- Born: David John Taylor 1960 (age 65–66) United Kingdom
- Education: St John's College, Oxford
- Occupations: Critic; novelist; biographer;
- Writing career
- Language: English
- Genres: Literary criticism, fiction, biography

= D. J. Taylor (writer) =

British critic, novelist and biographer (born 1960)

David John Taylor (born 1960) is a British critic, novelist and biographer, who was born and raised in Norwich. He read modern history at St John's College, Oxford.

He has contributed to The Daily Telegraph, The Guardian, The Independent, New Statesman, The Spectator, Private Eye and Literary Review, among other publications. He lives in Norwich with his wife, the fiction writer Rachel Hore, and their three children. He was previously a member of the Norwich Writers' Circle.

Taylor received the Whitbread Award for his 2003 biography of George Orwell. His novel Derby Day was longlisted for the 2011 Man Booker Prize. Theodore Dalrymple, reviewing Taylor's Who Is Big Brother?: A Reader's Guide to George Orwell, concluded that "It deals most sensitively with Orwell's multiple ambiguities without trying to fit them into a Procrustean bed. It informs, enlightens, and entertains.

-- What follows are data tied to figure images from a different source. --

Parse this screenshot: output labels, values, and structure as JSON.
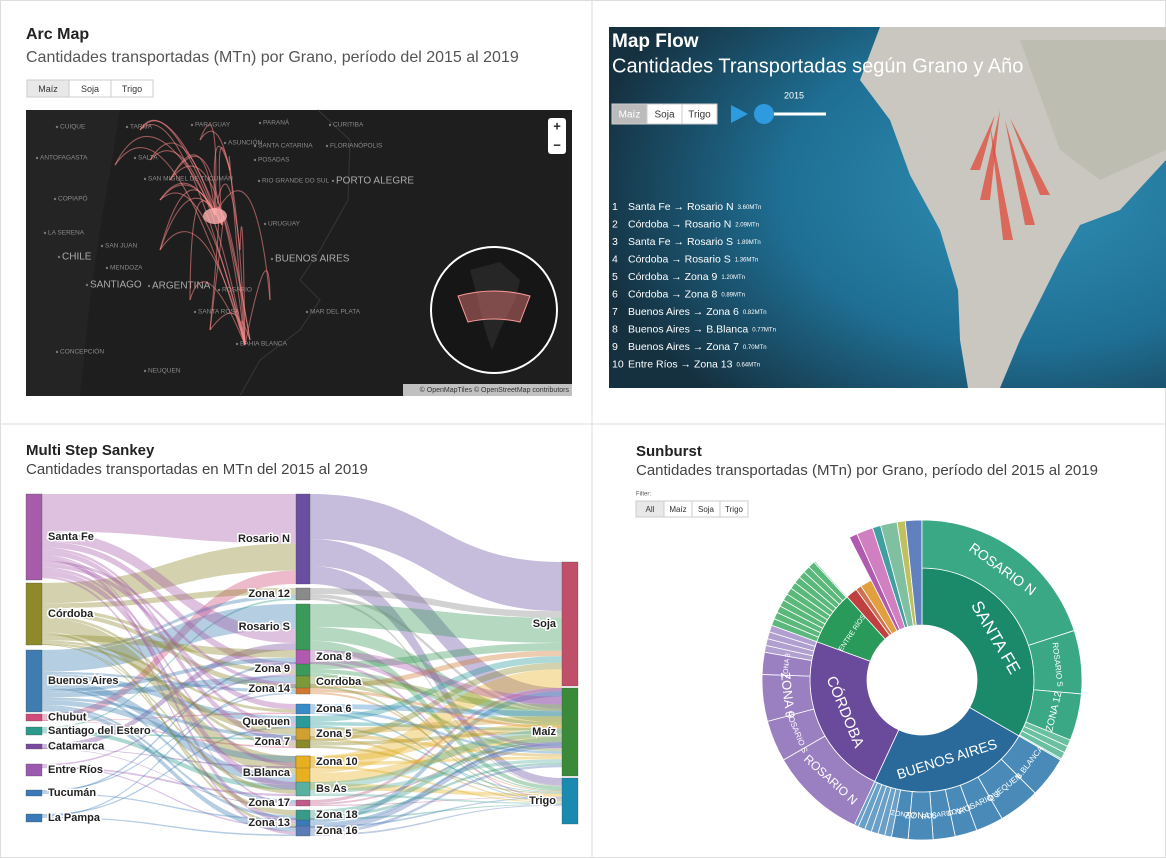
{
  "arc_map": {
    "title": "Arc Map",
    "subtitle": "Cantidades transportadas (MTn) por Grano, período del 2015 al 2019",
    "buttons": [
      "Maíz",
      "Soja",
      "Trigo"
    ],
    "zoom": [
      "+",
      "−"
    ],
    "attribution": "© OpenMapTiles © OpenStreetMap contributors",
    "places": [
      "CUIQUE",
      "TARIJA",
      "PARAGUAY",
      "PARANÁ",
      "CURITIBA",
      "ASUNCIÓN",
      "ANTOFAGASTA",
      "SALTA",
      "SANTA CATARINA",
      "FLORIANÓPOLIS",
      "POSADAS",
      "SAN MIGUEL DE TUCUMÁN",
      "RIO GRANDE DO SUL",
      "PORTO ALEGRE",
      "COPIAPÓ",
      "LA SERENA",
      "SAN JUAN",
      "URUGUAY",
      "CHILE",
      "MENDOZA",
      "BUENOS AIRES",
      "SANTIAGO",
      "ARGENTINA",
      "ROSARIO",
      "SANTA ROSA",
      "MAR DEL PLATA",
      "BAHIA BLANCA",
      "CONCEPCIÓN",
      "NEUQUEN"
    ]
  },
  "map_flow": {
    "title": "Map Flow",
    "subtitle": "Cantidades Transportadas según Grano y Año",
    "buttons": [
      "Maíz",
      "Soja",
      "Trigo"
    ],
    "year": 2015,
    "routes": [
      {
        "rank": 1,
        "route": "Santa Fe → Rosario N",
        "amount": "3.60MTn"
      },
      {
        "rank": 2,
        "route": "Córdoba → Rosario N",
        "amount": "2.09MTn"
      },
      {
        "rank": 3,
        "route": "Santa Fe → Rosario S",
        "amount": "1.89MTn"
      },
      {
        "rank": 4,
        "route": "Córdoba → Rosario S",
        "amount": "1.36MTn"
      },
      {
        "rank": 5,
        "route": "Córdoba → Zona 9",
        "amount": "1.20MTn"
      },
      {
        "rank": 6,
        "route": "Córdoba → Zona 8",
        "amount": "0.89MTn"
      },
      {
        "rank": 7,
        "route": "Buenos Aires → Zona 6",
        "amount": "0.82MTn"
      },
      {
        "rank": 8,
        "route": "Buenos Aires → B.Blanca",
        "amount": "0.77MTn"
      },
      {
        "rank": 9,
        "route": "Buenos Aires → Zona 7",
        "amount": "0.70MTn"
      },
      {
        "rank": 10,
        "route": "Entre Ríos → Zona 13",
        "amount": "0.64MTn"
      }
    ]
  },
  "sankey": {
    "title": "Multi Step Sankey",
    "subtitle": "Cantidades transportadas en MTn del 2015 al 2019",
    "origins": [
      "Santa Fe",
      "Córdoba",
      "Buenos Aires",
      "Chubut",
      "Santiago del Estero",
      "Catamarca",
      "Entre Ríos",
      "Tucumán",
      "La Pampa"
    ],
    "destinations_left": [
      "Rosario N",
      "Zona 12",
      "Rosario S",
      "Zona 9",
      "Zona 14",
      "Quequen",
      "Zona 7",
      "B.Blanca",
      "Zona 17",
      "Zona 13"
    ],
    "destinations_right": [
      "Zona 8",
      "Cordoba",
      "Zona 6",
      "Zona 5",
      "Zona 10",
      "Bs As",
      "Zona 18",
      "Zona 16"
    ],
    "grains": [
      "Soja",
      "Maíz",
      "Trigo"
    ]
  },
  "sunburst": {
    "title": "Sunburst",
    "subtitle": "Cantidades transportadas (MTn) por Grano, período del 2015 al 2019",
    "filter_label": "Filter:",
    "buttons": [
      "All",
      "Maíz",
      "Soja",
      "Trigo"
    ],
    "inner": [
      "SANTA FE",
      "BUENOS AIRES",
      "CÓRDOBA",
      "ENTRE RÍOS"
    ],
    "outer": [
      "ROSARIO N",
      "ROSARIO S",
      "ZONA 12",
      "B.BLANCA",
      "QUEQUEN",
      "ROSARIO S",
      "ZONA 5",
      "ROSARIO N",
      "ZONA 6",
      "ZONA 7",
      "ROSARIO N",
      "ROSARIO S",
      "ZONA 9",
      "ZONA 8"
    ]
  }
}
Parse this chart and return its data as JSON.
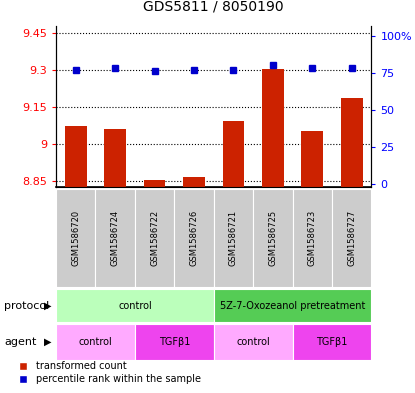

It restores one's faith in the value of criticism."

==Works==

- Great Eastern Land: From the Notebooks of David Castell (1986), novel
- A Vain Conceit: British Fiction in the 1980s (1989)
- Other People: Portraits from the 90's (1990), with Marcus Berkmann
- Real Life (1992), novel
- After the War: The Novel and England Since 1945 (1993)
- English Settlement (1996), novel
- After Bathing at Baxter's (1997), short stories
- Trespass (1998), novel
- Thackeray (1999), biography
- The Comedy Man (2002), novel
- Pretext 6: Punk of Me (2002), guest editor
- Orwell: The Life (2003), biography
- Kept (2006), novel
- On the Corinthian Spirit: The Decline of Amateurism in Sport (2006)
- Bright Young People: The Rise and Fall of a Generation, 1918–1940 (2007)
- Ask Alice (2009), novel
- At the Chime of a City Clock (2010), novel
- Derby Day (2011), novel
- Secondhand Daylight (2012), novel
- The Windsor Faction (2013), novel
- Wrote for Luck (2015), stories. Galley Beggar Press
- The New Book of Snobs (2016)
- The Prose Factory: Literary Life in England Since 1918 (2016)
- Rock and Roll Is Life (2018), novel
- Lost Girls: Love, War, and Literature, 1939–1951 (2019), collective biography
- Orwell: The New Life (2023), biography
- Who Is Big Brother?: A Reader's Guide to George Orwell (2024)
- Poppyland (2025), short stories

==Prizes and honours==

- 1997: Elected Fellow of the Royal Society of Literature
- 1998: Longlisted for Booker Prize for his novel Trespass
- 1999: Winner of a Grinzane Cavour Prize for L'accordo Inglese, the Italian translation of his novel English Settlement
- 2003: Winner of the Whitbread Prize for biography for Orwell: The Life
- 2011: Longlisted for the 2011 Man Booker Prize, for his novel Derby Day.
- 2014: The Windsor Faction winner of the Sidewise Award (tied with Bryce Zabel's Surrounded by Enemies: What If Kennedy Survived Dallas?).